Он почесался, тоскливо повернул голову в ту сторону, откуда донеслись негромкие звуки шагов, и подумал, что это снова пара медсестер, дефилировавших по этажам — отчаянно фигуристых и всегда веселых. Но это была Нинка. Она осторожно шла по желтому линолеуму, ее вели Константин Павлович и еще какой-то врач, которого Денис не знал. На этот раз Константин Павлович не стал протягивать сухую ладонь или понимающе улыбаться. Он покачал головой и сделал Денису знак взять Нинку под руку.

— В метро мне лучше не спускаться, — улыбка получилась не очень.

Денис вздрогнул, она смотрела мимо него, и сжал ее локоть:

— Я на машине.

Он махнул рукой докторам и осторожно повел Нинку вниз, предупреждая о порожке при спуске на третий этаж, и порожке на выходе из клиники, и трех ступеньках крыльца. За последние две недели она освоилась, и не шла на полусогнутых, а медленно и точно ставила ногу туда, куда было надо.

Что там говорить, Нинка держалась молодцом — левую руку не вытягивала вперед, доверяя ведущему, и с улыбкой села в машину, осторожно нащупав проем, чтобы не удариться головой. Только в машине, когда Денис уже выехал на Каширское, она всхлипнула, спрятала лицо в ладони и прорыдала до самого дома.

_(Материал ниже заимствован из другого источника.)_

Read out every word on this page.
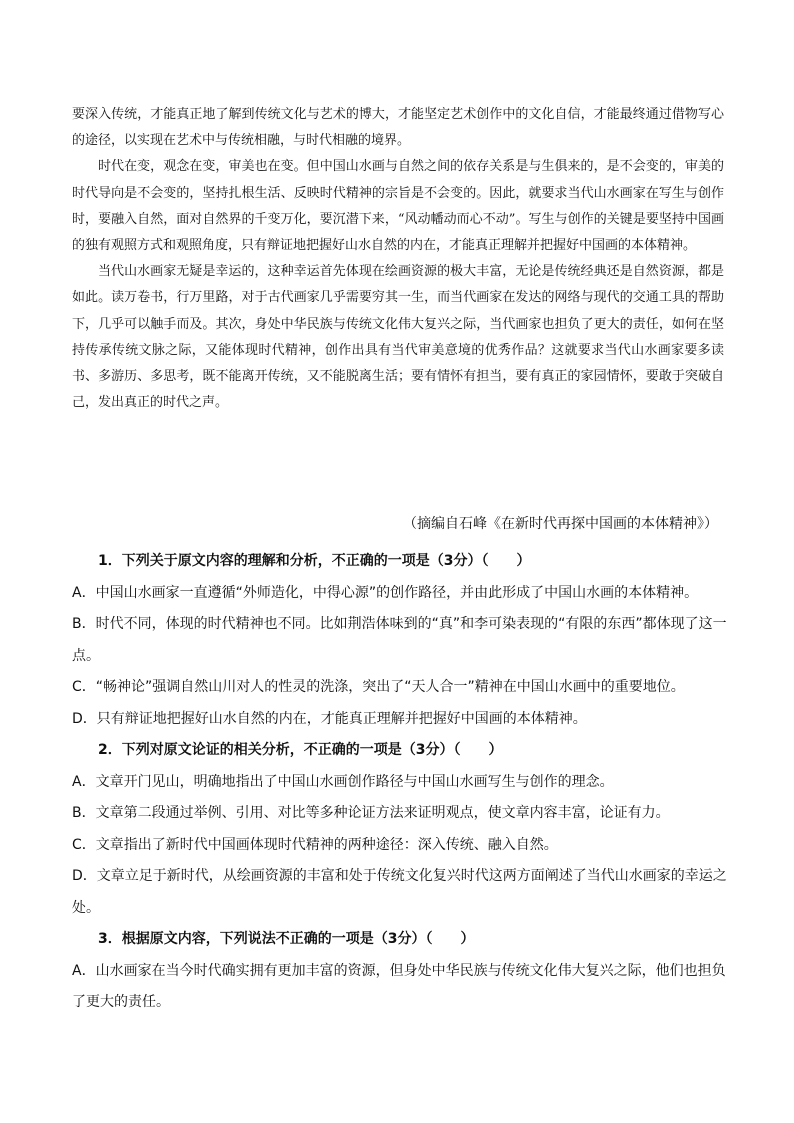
要深入传统，才能真正地了解到传统文化与艺术的博大，才能坚定艺术创作中的文化自信，才能最终通过借物写心的途径，以实现在艺术中与传统相融，与时代相融的境界。

时代在变，观念在变，审美也在变。但中国山水画与自然之间的依存关系是与生俱来的，是不会变的，审美的时代导向是不会变的，坚持扎根生活、反映时代精神的宗旨是不会变的。因此，就要求当代山水画家在写生与创作时，要融入自然，面对自然界的千变万化，要沉潜下来，“风动幡动而心不动”。写生与创作的关键是要坚持中国画的独有观照方式和观照角度，只有辩证地把握好山水自然的内在，才能真正理解并把握好中国画的本体精神。

当代山水画家无疑是幸运的，这种幸运首先体现在绘画资源的极大丰富，无论是传统经典还是自然资源，都是如此。读万卷书，行万里路，对于古代画家几乎需要穷其一生，而当代画家在发达的网络与现代的交通工具的帮助下，几乎可以触手而及。其次，身处中华民族与传统文化伟大复兴之际，当代画家也担负了更大的责任，如何在坚持传承传统文脉之际，又能体现时代精神，创作出具有当代审美意境的优秀作品？这就要求当代山水画家要多读书、多游历、多思考，既不能离开传统，又不能脱离生活；要有情怀有担当，要有真正的家园情怀，要敢于突破自己，发出真正的时代之声。

（摘编自石峰《在新时代再探中国画的本体精神》）

1．下列关于原文内容的理解和分析，不正确的一项是（3分）（　　）

A．中国山水画家一直遵循“外师造化，中得心源”的创作路径，并由此形成了中国山水画的本体精神。

B．时代不同，体现的时代精神也不同。比如荆浩体味到的“真”和李可染表现的“有限的东西”都体现了这一点。

C．“畅神论”强调自然山川对人的性灵的洗涤，突出了“天人合一”精神在中国山水画中的重要地位。

D．只有辩证地把握好山水自然的内在，才能真正理解并把握好中国画的本体精神。

2．下列对原文论证的相关分析，不正确的一项是（3分）（　　）

A．文章开门见山，明确地指出了中国山水画创作路径与中国山水画写生与创作的理念。

B．文章第二段通过举例、引用、对比等多种论证方法来证明观点，使文章内容丰富，论证有力。

C．文章指出了新时代中国画体现时代精神的两种途径：深入传统、融入自然。

D．文章立足于新时代，从绘画资源的丰富和处于传统文化复兴时代这两方面阐述了当代山水画家的幸运之处。

3．根据原文内容，下列说法不正确的一项是（3分）（　　）

A．山水画家在当今时代确实拥有更加丰富的资源，但身处中华民族与传统文化伟大复兴之际，他们也担负了更大的责任。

…Бабушкин письменный стол, шоколадного цвета тяжеленный мастодонт, был пуст: пепельница, коробок спичек и кубарик с телефоном приемной клиники не считаются. Комната тоже была пуста — телевизор выключен, музыкальный центр поставлен на пол, в углу друг на друге стояли так и не вставленные в стол ящики. В верхнем лежала история болезни, а на дне нижнего, Денис это знал, договор аренды. Сумма взносов была раза в два меньше предыдущей, и это радовало.

Он стоял у онка и смотрел сквозь стекла комнаты и балкона на высотку, которую составляли из бетонных плит крановщик и маленькие человечки в касках. Отсюда казалось, что они играют в «Лего».

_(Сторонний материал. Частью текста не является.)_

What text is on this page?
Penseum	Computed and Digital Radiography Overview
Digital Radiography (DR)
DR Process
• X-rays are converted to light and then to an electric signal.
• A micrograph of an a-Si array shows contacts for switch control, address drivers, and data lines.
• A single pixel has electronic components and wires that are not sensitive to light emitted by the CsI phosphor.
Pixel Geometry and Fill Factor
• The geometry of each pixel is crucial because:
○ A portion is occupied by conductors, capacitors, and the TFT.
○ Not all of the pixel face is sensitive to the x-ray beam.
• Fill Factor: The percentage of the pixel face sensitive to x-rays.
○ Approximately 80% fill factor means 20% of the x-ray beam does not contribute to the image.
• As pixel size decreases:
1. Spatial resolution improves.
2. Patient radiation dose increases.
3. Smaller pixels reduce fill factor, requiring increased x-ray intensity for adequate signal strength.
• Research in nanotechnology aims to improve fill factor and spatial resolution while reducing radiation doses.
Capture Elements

— Дай, пожалуйста, попить, — сказала Нинка. Она сидела на стуле со спинкой (дал дядя Иван), очень прямо, будто аршин проглотила. Глаза покраснели, но она больше не плакала и даже не поворачивала голову. Нинка глядела прямо на него, и он подумал, что на фоне яркого июльского неба она вполне может видеть его как большое синее пятно.

Денис сходил на кухню, вернулся со стаканом и поставил его на стол.

— В руку, — очень спокойно сказала она, и Денис ругательски обругал себя.

Он схватил спички — они грохнули в тишине  — и закурил. Потом подошел к ней сзади и положил руки на плечи. Сначала он хотел закрыть ей глаза, как у них было заведено, а она бы ехидно стала перечислять своих мальчиков. Он подумал, как коснется ее век, и как проведет пальцем по брови, и как затем будет ее успокаивать, потому что теперь подумать страшно, чтобы это сделать. Извини, подумал он. Она повела плечами, и он убрал руки.

Помнишь, ты водил меня в индийский ресторан?
«Брахман». Он пакистанский.
Он армянский, — хихикнула она. — Ты пошел бы со мной снова?

Пепел упал на пол, он затушил сигарету и положил обратно коробок.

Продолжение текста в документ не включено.